Tort
Negligence - provision of scaffolding by main site contractor - no liability for injuries to sub-contractor's employeeMakepeace v Evans Brothers (Reading) (a firm) and another: CA (Nourse and Mantell LJJ and Holman J): 23 May 2000
The claimant, a painter and decorator, was employed by the first defendant to work at a building site.
The first defendant had been engaged by the second defendants, the main site contractors.
The claimant sustained injury while working on a tower scaffold which toppled over.
The second defendants had provided the scaffold and had told the claimant, without enquiring whether he knew how to erect or use it, that he could borrow it for doing outside paintwork.
The judge held the first defendant liable for damages for personal injuries but dismissed the claimant's action against the second defendants for breaches of the Occupiers Liability Act 1957 and common law negligence.
The claimant, doubting the first defendant's ability to pay the damages, appealed.David Foskett QC and David Evans (instructed by Field Seymour Parkes, Reading) for the claimant.

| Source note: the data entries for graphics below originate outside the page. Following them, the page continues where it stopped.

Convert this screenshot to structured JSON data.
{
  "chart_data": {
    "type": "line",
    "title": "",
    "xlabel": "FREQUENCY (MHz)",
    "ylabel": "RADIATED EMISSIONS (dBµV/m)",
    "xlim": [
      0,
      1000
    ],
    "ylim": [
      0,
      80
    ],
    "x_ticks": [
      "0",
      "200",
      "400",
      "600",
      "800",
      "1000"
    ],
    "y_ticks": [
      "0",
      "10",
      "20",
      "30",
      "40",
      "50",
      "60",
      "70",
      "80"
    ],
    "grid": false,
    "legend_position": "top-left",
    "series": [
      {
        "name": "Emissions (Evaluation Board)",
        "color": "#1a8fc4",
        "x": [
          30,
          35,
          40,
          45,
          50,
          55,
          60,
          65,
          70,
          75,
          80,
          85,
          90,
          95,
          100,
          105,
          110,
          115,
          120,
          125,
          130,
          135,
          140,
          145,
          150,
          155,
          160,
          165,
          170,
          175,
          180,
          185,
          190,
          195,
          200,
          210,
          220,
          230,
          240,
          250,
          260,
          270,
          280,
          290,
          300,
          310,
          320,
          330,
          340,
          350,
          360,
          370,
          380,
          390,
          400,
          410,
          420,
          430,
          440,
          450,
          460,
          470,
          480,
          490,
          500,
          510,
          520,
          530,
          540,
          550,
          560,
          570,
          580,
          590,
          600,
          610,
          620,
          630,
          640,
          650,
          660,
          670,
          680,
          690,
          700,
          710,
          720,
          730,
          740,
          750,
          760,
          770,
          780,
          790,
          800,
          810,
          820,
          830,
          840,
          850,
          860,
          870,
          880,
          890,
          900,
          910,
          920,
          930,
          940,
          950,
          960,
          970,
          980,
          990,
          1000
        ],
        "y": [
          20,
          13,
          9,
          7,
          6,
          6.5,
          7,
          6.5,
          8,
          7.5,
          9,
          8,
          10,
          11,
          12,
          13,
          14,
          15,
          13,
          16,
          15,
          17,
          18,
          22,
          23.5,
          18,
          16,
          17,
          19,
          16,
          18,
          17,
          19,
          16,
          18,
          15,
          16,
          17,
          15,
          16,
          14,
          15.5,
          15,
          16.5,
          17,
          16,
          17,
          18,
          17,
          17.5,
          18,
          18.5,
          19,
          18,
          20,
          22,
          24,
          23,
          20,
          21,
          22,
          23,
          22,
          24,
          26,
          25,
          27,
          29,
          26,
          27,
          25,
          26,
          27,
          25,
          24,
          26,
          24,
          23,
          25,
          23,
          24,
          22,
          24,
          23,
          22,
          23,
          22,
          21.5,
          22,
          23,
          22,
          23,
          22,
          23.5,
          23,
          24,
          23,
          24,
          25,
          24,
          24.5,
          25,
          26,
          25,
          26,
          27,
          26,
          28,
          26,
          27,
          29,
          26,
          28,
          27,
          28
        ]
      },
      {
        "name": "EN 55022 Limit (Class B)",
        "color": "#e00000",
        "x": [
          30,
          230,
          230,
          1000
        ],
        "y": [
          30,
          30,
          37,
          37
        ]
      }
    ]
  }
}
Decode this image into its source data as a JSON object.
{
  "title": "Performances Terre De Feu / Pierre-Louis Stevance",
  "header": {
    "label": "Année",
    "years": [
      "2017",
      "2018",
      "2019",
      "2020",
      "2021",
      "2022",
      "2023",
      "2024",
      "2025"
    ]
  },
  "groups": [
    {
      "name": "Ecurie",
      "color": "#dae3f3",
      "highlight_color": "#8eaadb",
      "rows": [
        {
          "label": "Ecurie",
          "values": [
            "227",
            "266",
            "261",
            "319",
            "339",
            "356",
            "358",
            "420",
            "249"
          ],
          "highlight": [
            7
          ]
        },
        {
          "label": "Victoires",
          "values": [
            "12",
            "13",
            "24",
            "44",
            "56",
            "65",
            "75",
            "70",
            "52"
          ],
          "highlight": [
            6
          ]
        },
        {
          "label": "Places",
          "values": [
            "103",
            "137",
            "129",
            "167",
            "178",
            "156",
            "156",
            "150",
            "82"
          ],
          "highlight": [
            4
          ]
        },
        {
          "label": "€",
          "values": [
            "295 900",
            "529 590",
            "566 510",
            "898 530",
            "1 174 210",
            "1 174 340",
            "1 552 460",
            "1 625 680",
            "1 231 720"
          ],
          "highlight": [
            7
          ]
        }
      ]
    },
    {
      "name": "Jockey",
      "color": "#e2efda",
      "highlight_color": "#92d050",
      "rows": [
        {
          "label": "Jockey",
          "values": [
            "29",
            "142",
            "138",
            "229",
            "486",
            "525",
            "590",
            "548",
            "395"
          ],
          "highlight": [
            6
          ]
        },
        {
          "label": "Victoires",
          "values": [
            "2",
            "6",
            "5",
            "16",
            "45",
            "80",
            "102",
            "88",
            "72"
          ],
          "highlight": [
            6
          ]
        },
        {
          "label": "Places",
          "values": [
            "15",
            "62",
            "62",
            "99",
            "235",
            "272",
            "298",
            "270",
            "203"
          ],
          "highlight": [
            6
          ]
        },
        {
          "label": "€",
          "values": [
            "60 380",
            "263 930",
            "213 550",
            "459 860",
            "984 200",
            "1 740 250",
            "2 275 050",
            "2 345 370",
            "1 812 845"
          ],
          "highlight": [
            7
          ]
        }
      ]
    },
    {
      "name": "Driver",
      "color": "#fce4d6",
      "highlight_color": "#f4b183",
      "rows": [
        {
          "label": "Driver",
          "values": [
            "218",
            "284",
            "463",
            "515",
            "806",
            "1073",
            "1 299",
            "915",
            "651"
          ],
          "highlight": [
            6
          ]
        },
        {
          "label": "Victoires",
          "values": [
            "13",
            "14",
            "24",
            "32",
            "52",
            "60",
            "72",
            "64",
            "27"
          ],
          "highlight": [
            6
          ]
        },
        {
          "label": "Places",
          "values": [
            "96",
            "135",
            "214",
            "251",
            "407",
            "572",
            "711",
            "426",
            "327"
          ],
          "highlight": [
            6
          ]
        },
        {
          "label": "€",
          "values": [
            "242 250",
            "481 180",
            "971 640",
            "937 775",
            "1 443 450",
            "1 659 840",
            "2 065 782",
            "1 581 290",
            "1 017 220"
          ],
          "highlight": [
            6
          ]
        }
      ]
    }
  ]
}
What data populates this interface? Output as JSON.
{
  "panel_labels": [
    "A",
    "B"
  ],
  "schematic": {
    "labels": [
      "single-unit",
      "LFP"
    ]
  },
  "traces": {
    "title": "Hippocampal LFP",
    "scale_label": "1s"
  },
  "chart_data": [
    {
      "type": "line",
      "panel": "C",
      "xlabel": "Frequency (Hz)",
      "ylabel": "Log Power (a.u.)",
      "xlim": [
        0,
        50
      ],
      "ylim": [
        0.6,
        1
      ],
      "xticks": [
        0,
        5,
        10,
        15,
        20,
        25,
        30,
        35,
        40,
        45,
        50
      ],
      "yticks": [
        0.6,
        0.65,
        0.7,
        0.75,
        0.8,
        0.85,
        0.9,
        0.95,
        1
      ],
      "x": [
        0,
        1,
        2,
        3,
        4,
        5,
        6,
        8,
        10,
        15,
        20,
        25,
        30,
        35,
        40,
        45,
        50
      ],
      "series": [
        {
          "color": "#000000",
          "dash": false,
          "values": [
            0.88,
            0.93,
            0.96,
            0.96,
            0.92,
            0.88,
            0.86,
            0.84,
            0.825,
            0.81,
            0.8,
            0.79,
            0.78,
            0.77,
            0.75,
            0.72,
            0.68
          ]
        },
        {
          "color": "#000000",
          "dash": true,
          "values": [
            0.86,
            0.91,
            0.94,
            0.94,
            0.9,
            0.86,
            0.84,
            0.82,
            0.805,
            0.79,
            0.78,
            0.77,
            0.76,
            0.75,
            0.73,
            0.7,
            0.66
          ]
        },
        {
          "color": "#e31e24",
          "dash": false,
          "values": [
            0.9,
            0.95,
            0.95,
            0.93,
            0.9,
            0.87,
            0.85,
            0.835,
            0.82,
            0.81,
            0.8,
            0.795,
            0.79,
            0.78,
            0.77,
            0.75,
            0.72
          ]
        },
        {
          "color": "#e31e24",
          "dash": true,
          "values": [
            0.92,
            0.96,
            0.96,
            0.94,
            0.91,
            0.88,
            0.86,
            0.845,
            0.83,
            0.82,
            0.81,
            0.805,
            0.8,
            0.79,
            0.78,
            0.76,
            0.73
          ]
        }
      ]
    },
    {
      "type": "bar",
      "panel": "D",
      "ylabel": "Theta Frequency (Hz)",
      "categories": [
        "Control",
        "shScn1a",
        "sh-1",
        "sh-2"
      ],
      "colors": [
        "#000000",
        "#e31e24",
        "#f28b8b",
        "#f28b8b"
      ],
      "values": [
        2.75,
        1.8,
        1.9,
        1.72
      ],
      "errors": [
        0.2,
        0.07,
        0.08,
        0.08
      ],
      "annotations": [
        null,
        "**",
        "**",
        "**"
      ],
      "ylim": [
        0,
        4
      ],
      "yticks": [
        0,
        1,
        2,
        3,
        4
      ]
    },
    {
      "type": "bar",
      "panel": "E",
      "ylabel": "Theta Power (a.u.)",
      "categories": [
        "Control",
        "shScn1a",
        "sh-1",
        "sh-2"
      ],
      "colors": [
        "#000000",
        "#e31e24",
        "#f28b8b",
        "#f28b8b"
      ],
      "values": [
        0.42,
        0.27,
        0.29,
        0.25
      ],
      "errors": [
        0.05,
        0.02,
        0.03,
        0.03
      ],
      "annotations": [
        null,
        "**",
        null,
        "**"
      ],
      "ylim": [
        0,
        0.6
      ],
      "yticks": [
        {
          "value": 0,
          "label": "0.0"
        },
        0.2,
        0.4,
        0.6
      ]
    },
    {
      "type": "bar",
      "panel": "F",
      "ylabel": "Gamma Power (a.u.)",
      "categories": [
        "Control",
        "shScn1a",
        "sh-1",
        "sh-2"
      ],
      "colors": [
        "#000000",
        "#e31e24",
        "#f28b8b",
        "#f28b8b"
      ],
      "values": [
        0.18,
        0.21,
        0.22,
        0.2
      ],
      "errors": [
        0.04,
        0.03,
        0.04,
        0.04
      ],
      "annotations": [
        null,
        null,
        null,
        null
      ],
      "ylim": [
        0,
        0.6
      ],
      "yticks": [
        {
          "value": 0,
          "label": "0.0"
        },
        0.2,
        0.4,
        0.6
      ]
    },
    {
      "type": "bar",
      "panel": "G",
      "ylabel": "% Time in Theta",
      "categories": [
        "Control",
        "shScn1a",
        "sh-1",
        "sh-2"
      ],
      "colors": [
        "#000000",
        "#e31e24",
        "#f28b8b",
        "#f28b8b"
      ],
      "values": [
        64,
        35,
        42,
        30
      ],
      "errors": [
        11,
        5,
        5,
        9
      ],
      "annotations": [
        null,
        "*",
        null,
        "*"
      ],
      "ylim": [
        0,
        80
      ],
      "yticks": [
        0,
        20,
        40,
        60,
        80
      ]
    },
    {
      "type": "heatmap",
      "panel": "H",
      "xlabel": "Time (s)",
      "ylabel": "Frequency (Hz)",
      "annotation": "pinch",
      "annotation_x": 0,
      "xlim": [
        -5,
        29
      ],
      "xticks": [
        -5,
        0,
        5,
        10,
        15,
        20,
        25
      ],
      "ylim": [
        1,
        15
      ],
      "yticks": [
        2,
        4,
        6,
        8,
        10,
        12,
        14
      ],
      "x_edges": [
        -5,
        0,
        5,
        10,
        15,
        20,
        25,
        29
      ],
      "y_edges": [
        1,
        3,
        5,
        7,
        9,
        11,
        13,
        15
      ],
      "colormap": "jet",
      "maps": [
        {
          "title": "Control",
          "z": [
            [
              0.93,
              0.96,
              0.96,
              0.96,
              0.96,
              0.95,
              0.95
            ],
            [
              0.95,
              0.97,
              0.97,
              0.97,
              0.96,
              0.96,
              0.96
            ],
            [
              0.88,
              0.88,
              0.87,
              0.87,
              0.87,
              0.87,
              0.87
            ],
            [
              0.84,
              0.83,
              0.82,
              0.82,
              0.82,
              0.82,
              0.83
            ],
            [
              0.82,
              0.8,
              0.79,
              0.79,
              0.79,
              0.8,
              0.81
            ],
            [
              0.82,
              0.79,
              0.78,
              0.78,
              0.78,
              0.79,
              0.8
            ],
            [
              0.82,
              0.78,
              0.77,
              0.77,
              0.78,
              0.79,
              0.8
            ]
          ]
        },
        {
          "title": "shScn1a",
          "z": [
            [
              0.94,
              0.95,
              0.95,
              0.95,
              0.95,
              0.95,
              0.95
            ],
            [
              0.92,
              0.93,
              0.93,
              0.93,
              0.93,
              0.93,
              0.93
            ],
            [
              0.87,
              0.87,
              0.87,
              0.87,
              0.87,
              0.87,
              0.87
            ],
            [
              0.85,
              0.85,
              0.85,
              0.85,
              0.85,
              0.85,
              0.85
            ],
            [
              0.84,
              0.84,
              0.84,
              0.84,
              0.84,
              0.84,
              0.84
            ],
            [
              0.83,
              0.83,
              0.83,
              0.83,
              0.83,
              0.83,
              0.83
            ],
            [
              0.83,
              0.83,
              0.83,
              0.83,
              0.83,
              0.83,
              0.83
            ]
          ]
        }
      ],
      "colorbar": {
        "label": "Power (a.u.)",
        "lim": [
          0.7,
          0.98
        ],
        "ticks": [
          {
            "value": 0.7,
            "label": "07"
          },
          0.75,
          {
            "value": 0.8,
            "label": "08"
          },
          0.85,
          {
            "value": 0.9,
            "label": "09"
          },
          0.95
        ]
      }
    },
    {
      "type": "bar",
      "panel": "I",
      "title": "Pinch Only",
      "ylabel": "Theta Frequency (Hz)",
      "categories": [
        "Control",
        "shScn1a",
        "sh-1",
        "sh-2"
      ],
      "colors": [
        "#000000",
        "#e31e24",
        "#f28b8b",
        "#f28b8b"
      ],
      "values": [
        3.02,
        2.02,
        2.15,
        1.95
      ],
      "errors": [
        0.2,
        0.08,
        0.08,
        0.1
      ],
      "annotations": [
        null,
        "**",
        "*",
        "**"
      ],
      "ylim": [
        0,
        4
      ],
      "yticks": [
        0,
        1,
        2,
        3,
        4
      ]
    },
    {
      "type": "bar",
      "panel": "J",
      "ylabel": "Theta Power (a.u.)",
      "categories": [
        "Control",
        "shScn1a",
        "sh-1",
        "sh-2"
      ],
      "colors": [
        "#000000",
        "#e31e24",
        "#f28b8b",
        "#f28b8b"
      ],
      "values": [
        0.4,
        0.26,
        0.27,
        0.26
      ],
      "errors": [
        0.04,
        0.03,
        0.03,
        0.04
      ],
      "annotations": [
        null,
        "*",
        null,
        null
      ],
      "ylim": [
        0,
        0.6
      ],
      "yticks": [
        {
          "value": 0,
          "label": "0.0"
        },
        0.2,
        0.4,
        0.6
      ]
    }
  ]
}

Dermod O'Brien QC and Stephen Archer (instructed by Kennedys) for the second defendants.
Held, dismissing the appeal, that circumstances could exist when a main contractor owed a duty of care to the employees of others who came upon the premises, distinct from any duty relating to the state of the premises; but that in the light of the judge's finding that the scaffold, although inherently dangerous, was an ordinary piece of equipment of a kind frequently used on sites by painters the second defendants did not owe a duty of care to the claimant to ensure that he knew how to use it safely and was aware of the inherent dangers in its incorrect use.